1. Journaling Filesystems

27 Aug 2001 - 29 Aug 2001 (4 posts) Archive Link: "journaling filesystems"

Topics: FS: ext3

People: James MorrisonPaul EmsleyRobert Millan

Robert Millan How can a Linux journaling file sytem be accessible by the Hurd too? James Morrison and Paul Emsley suggested using ext3.

2. tetex-extra Installation Strangeness

27 Aug 2001 - 28 Aug 2001 (3 posts) Archive Link: "failed to install tetex-extra in Hurd"

People: Marcus Brinkmann

Atsuhito Kohda had problems installing tetex-extra, citing an undefined control sequence in ocp\OCPebcdic =ebcdic.

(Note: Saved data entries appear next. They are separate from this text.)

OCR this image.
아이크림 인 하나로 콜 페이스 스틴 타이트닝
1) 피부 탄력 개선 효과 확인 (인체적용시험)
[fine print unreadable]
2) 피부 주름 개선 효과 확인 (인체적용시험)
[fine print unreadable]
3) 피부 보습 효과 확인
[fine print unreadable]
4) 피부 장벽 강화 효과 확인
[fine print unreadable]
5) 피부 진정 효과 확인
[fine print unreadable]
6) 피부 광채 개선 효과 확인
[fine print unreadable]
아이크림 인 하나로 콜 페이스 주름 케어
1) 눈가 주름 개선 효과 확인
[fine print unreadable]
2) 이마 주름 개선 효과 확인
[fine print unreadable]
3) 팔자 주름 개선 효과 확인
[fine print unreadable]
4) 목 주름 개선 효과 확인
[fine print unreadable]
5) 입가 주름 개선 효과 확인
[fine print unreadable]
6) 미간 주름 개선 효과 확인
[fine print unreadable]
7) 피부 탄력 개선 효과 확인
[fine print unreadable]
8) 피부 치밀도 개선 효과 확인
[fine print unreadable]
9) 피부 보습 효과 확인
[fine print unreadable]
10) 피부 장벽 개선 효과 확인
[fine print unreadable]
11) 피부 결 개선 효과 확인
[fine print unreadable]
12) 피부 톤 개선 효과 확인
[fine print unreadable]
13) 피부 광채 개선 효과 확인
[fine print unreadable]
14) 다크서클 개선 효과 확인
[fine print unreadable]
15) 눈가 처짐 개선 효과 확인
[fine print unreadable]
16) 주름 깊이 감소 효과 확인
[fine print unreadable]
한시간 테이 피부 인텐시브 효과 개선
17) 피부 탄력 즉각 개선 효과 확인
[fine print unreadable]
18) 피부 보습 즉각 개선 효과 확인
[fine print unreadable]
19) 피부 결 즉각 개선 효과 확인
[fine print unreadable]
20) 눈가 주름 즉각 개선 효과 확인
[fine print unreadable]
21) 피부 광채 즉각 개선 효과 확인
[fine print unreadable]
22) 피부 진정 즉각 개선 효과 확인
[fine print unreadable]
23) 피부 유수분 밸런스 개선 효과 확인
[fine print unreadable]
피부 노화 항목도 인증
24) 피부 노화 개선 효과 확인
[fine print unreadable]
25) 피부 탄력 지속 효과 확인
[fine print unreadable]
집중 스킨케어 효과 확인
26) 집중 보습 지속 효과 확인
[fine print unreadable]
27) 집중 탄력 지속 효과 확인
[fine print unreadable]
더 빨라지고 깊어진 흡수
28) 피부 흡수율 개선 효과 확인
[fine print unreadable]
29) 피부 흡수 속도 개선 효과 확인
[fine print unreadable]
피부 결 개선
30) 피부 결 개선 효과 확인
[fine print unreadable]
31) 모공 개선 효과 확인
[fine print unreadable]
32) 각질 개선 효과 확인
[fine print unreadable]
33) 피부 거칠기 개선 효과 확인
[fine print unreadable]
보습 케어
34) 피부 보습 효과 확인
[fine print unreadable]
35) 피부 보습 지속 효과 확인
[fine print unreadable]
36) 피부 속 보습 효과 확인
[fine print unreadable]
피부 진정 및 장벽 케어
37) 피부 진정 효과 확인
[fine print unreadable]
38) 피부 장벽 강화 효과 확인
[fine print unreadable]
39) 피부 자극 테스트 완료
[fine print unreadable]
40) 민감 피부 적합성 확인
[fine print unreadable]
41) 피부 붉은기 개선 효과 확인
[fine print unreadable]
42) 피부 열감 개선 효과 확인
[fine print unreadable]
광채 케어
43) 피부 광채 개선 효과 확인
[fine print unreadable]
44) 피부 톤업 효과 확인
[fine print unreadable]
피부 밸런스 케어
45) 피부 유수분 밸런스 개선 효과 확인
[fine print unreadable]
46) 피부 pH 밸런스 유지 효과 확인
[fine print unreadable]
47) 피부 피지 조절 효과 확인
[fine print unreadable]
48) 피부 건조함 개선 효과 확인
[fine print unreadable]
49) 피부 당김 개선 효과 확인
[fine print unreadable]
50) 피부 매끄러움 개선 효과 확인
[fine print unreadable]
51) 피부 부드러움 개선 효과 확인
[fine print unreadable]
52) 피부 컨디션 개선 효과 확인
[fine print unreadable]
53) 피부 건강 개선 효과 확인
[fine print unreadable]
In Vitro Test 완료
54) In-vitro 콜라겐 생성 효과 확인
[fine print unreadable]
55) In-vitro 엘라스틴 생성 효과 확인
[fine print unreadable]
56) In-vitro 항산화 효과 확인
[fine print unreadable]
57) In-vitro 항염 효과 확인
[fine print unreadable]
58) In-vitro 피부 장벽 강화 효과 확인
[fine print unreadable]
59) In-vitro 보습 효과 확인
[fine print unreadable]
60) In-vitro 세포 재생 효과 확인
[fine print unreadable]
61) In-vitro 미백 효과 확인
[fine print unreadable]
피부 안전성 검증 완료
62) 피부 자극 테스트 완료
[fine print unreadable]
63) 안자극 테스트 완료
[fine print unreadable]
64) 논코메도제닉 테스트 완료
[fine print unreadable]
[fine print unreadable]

Marcus Brinkmann replied, saying that he thought it may be bug #49955 ( . If it is then it will be fixed when GNU/Hurd moves to libio.

3. OSKit-Mach Inches Forward

25 Aug 2001 - 28 Aug 2001 (6 posts) Archive Link: "oskit-mach & oskit-20010214: network"

People: Daniel WagnerRoland McGrath

As mentioned a couple of weeks ago, Daniel Wagner is try to get his system booting using using OSKit-mach. Last week he had problems with the partition detection, this week he has network problems:

oskit-mach and oskit-20010214 are working fine with the patches from Jeroen together except the network doesn't work. Here is what I found out:

As I have seen there were some changes on the oskit net interface. E.g. oskit_linux_netdev_rxpoll is new. I don't know if this is important. The main problem to debug further is that I don't know where to set the breakpoints to get better insights.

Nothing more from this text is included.